Watch the interview…recorded on Dave’s flip-cam:
‘Leadership is not a quality. It’s a state of mind.’
This sentence jumped out at me when I looked at Royal LePage Atlantic’s website.
The real estate firm is a market leader with 230 agents and 10 offices in Atlantic Canada. Spend a short time with Ralph Stephen, president of the company, and you quickly learn he strives to role model this “state of mind” on a daily basis.
In our interview, Stephen candidly describes the recent challenges in the real estate market and, as a leader, making tough decisions to overcome these challenges.
Q: Ralph kicked off our interview by describing the importance of being a “servant leader.”
A: A lot of the leaders that I would have known when I started 20 years ago would have approached the world from a very different perspective. They would have been more, let’s say top down, militaristic. “Here’s what we need to do and here’s how you’re going to do it.”
There is a disconnect between that leadership style and what people are looking for today.
I think people are looking for those folks that are interested in helping them get to where they need to go and that is how I would define my leadership style. I would be more of a “servant leader.”
I get up every morning wondering what is it that I can do to add value to my organization. “How can I serve my organization?” rather than “How can the organization serve me?”
I think that servant leadership might mean different things to different people. What that means to me is that there is a little more reciprocity in my relationships so they are a lot more whole. That is the way I would describe it.
Q: Can you give me an example?
A: My leadership team effectively runs my business on a daily basis. They don’t check in with me on an hour-by-hour basis wondering what they should or shouldn’t be doing.
If you have the right people in those positions, you have trust and that becomes the foundation of your relationship. So my role then becomes more of an adviser: What is it that I can do to add value to that manager in that particular branch, or the president of that particular company?
Q: You’re kind of bumping up on what I would describe as a holistic view of the person. Is it all business or do you find there is a nice blend of business and personal? If someone has an issue, are you open as a leader to understanding what might be slowing them down and might relate to something in their personal life?
A: From what I have discovered over the years, every individual either wants a personal investment or a professional investment. It is incumbent upon leaders to understand what people are looking for.
I might be talking with a particular individual who wants to further themselves professionally and they want to know how I can help them do that.
Alternatively, I might be talking to somebody that has everything they need professionally, but they might need a sounding board for somebody to talk with about some things they might be going through.
As leaders it isn’t really about us; it’s about what that person requires at that particular time.
Q: And that’s where trust comes in, in a big way. So what are the challenges with that? What are you finding really challenging about this approach to leadership?
A: The biggest challenge would be the time and effort that it all takes “¦ I can tell you one thing for sure, once you have a relationship that’s based on trust, you can accomplish absolutely everything.

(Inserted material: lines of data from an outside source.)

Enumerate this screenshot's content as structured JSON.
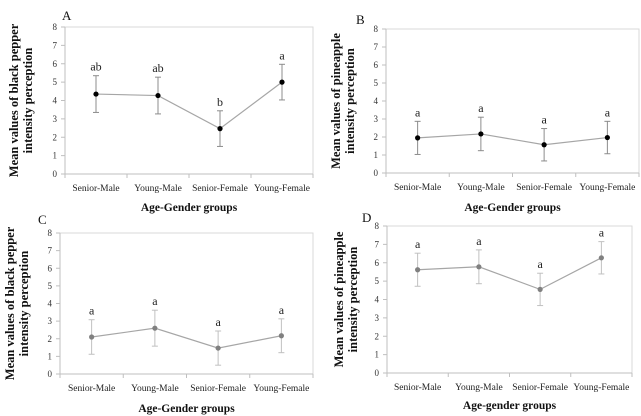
{
  "chart_data": [
    {
      "panel": "A",
      "type": "line",
      "categories": [
        "Senior-Male",
        "Young-Male",
        "Senior-Female",
        "Young-Female"
      ],
      "values": [
        4.35,
        4.27,
        2.47,
        5.0
      ],
      "error": [
        1.0,
        1.0,
        0.97,
        0.97
      ],
      "significance": [
        "ab",
        "ab",
        "b",
        "a"
      ],
      "ylabel": [
        "Mean values of black pepper",
        "intensity perception"
      ],
      "xlabel": "Age-Gender groups",
      "ylim": [
        0,
        8
      ],
      "yticks": [
        "0",
        "1",
        "2",
        "3",
        "4",
        "5",
        "6",
        "7",
        "8"
      ],
      "marker_color": "#000000",
      "grid": false
    },
    {
      "panel": "B",
      "type": "line",
      "categories": [
        "Senior-Male",
        "Young-Male",
        "Senior-Female",
        "Young-Female"
      ],
      "values": [
        1.95,
        2.17,
        1.57,
        1.97
      ],
      "error": [
        0.92,
        0.93,
        0.9,
        0.9
      ],
      "significance": [
        "a",
        "a",
        "a",
        "a"
      ],
      "ylabel": [
        "Mean values of pineapple",
        "intensity perception"
      ],
      "xlabel": "Age-Gender groups",
      "ylim": [
        0,
        8
      ],
      "yticks": [
        "0",
        "1",
        "2",
        "3",
        "4",
        "5",
        "6",
        "7",
        "8"
      ],
      "marker_color": "#000000",
      "grid": false
    },
    {
      "panel": "C",
      "type": "line",
      "categories": [
        "Senior-Male",
        "Young-Male",
        "Senior-Female",
        "Young-Female"
      ],
      "values": [
        2.1,
        2.6,
        1.47,
        2.17
      ],
      "error": [
        0.98,
        1.02,
        0.97,
        0.96
      ],
      "significance": [
        "a",
        "a",
        "a",
        "a"
      ],
      "ylabel": [
        "Mean values of black pepper",
        "intensity perception"
      ],
      "xlabel": "Age-Gender groups",
      "ylim": [
        0,
        8
      ],
      "yticks": [
        "0",
        "1",
        "2",
        "3",
        "4",
        "5",
        "6",
        "7",
        "8"
      ],
      "marker_color": "#808080",
      "grid": false
    },
    {
      "panel": "D",
      "type": "line",
      "categories": [
        "Senior-Male",
        "Young-Male",
        "Senior-Female",
        "Young-Female"
      ],
      "values": [
        5.62,
        5.78,
        4.55,
        6.27
      ],
      "error": [
        0.9,
        0.92,
        0.88,
        0.88
      ],
      "significance": [
        "a",
        "a",
        "a",
        "a"
      ],
      "ylabel": [
        "Mean values of pineapple",
        "intensity perception"
      ],
      "xlabel": "Age-gender groups",
      "ylim": [
        0,
        8
      ],
      "yticks": [
        "0",
        "1",
        "2",
        "3",
        "4",
        "5",
        "6",
        "7",
        "8"
      ],
      "marker_color": "#808080",
      "grid": false
    }
  ]
}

Q: The last year has been difficult across the board. There have been challenges for your industry, the real estate industry. What is the toughest decision or decisions you have had to make in the last year?

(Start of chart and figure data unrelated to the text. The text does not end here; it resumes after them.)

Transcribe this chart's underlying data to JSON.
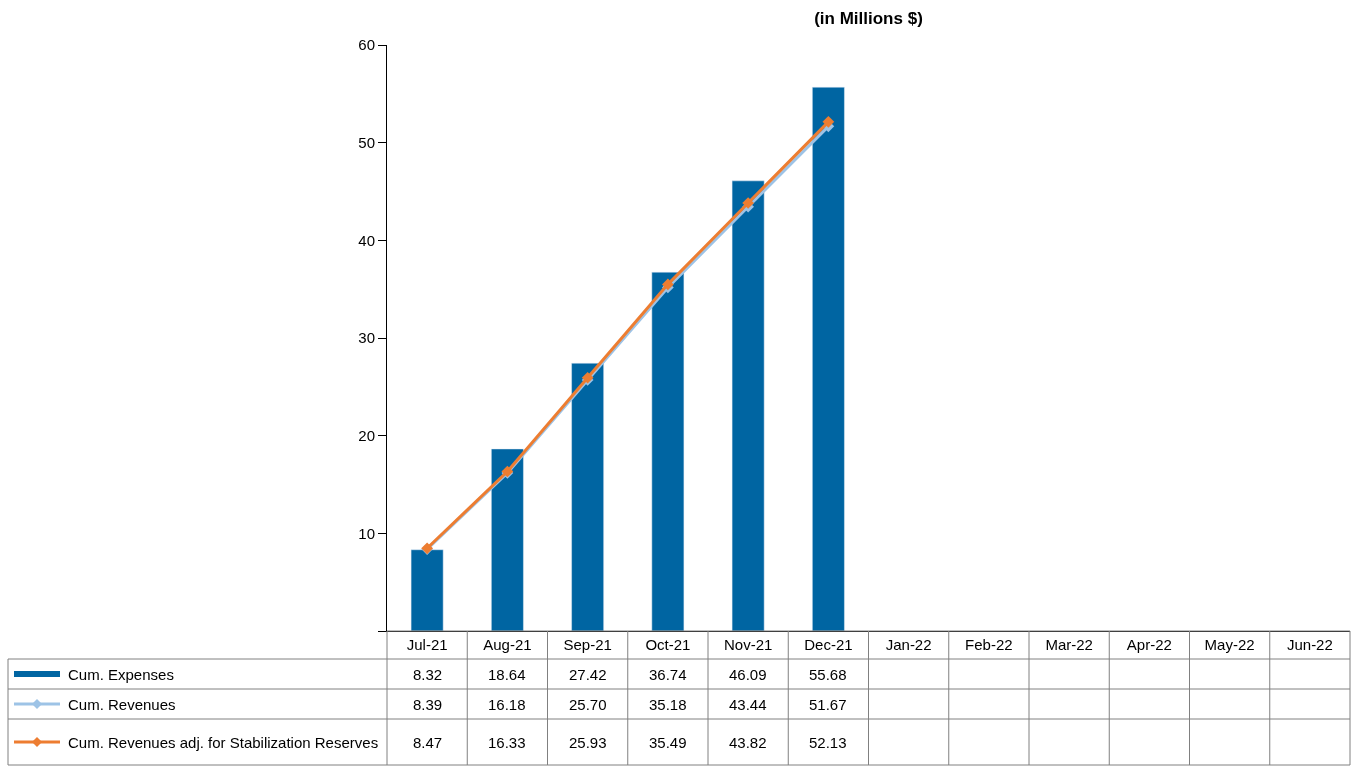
{
  "chart_data": {
    "type": "bar",
    "title": "(in Millions $)",
    "categories": [
      "Jul-21",
      "Aug-21",
      "Sep-21",
      "Oct-21",
      "Nov-21",
      "Dec-21",
      "Jan-22",
      "Feb-22",
      "Mar-22",
      "Apr-22",
      "May-22",
      "Jun-22"
    ],
    "series": [
      {
        "name": "Cum. Expenses",
        "type": "bar",
        "color": "#0065a2",
        "values": [
          8.32,
          18.64,
          27.42,
          36.74,
          46.09,
          55.68,
          null,
          null,
          null,
          null,
          null,
          null
        ]
      },
      {
        "name": "Cum. Revenues",
        "type": "line",
        "color": "#9dc3e6",
        "marker": "diamond",
        "values": [
          8.39,
          16.18,
          25.7,
          35.18,
          43.44,
          51.67,
          null,
          null,
          null,
          null,
          null,
          null
        ],
        "value_labels": [
          "8.39",
          "16.18",
          "25.70",
          "35.18",
          "43.44",
          "51.67",
          null,
          null,
          null,
          null,
          null,
          null
        ]
      },
      {
        "name": "Cum. Revenues adj. for Stabilization Reserves",
        "type": "line",
        "color": "#ed7d31",
        "marker": "diamond",
        "values": [
          8.47,
          16.33,
          25.93,
          35.49,
          43.82,
          52.13,
          null,
          null,
          null,
          null,
          null,
          null
        ]
      }
    ],
    "ylim": [
      0,
      60
    ],
    "yticks": [
      {
        "value": 0,
        "label": null
      },
      10,
      20,
      30,
      40,
      50,
      60
    ],
    "legend": "bottom left",
    "data_labels": true
  }
}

A: We went through some tremendous years of growth over the last ten years and the reality is, like any other business, we hadn’t expected that growth to stop.
We had set a proper foundation in place. We were moving forward and the trajectory is going (up). All of a sudden, the revenue tap shuts for three or four months. Then you realize, we better take a look at our business.
It has been a gift – because had we not been given the opportunity under the circumstances that we faced – it would be a couple of years before we reorganized our business model.
When you talked about the toughest thing, it always goes back to the people side of the business.
Because of my strong core value of stewardship, the very thing that inspires me to move forward every day is not only for myself to do well, but also for those around me to do well.
I never really thought I would be in the position where I would be asking people to either retire early or having to lay folks off.
My grandfather on my mom’s side and my grandfather on my dad’s side both ran businesses that employed generations of people and never laid anybody off. That was how I viewed myself as a corporate citizen, as somebody that would continue to provide employment to people as long as they wanted to be employed.
The reality of that is quite different and I was faced with having to make some decisions, which I found to be very tough.
I had to make some tough decisions for a few folks for the good of the many, and that allowed me to continue to move forward without really violating one of my very strong core values.
Q: Who for you has been a big inspiration, in terms of defining who you are and how you lead?
A: My uncle Mike. He rose quite quickly through the insurance industry and went on to be the CEO of a Fortune 500 company – Aetna, Inc. (NYSE: AET). I guess that’s really who shaped my leadership or helped shape my philosophy on leadership – the need to look after people as you are looking after yourself.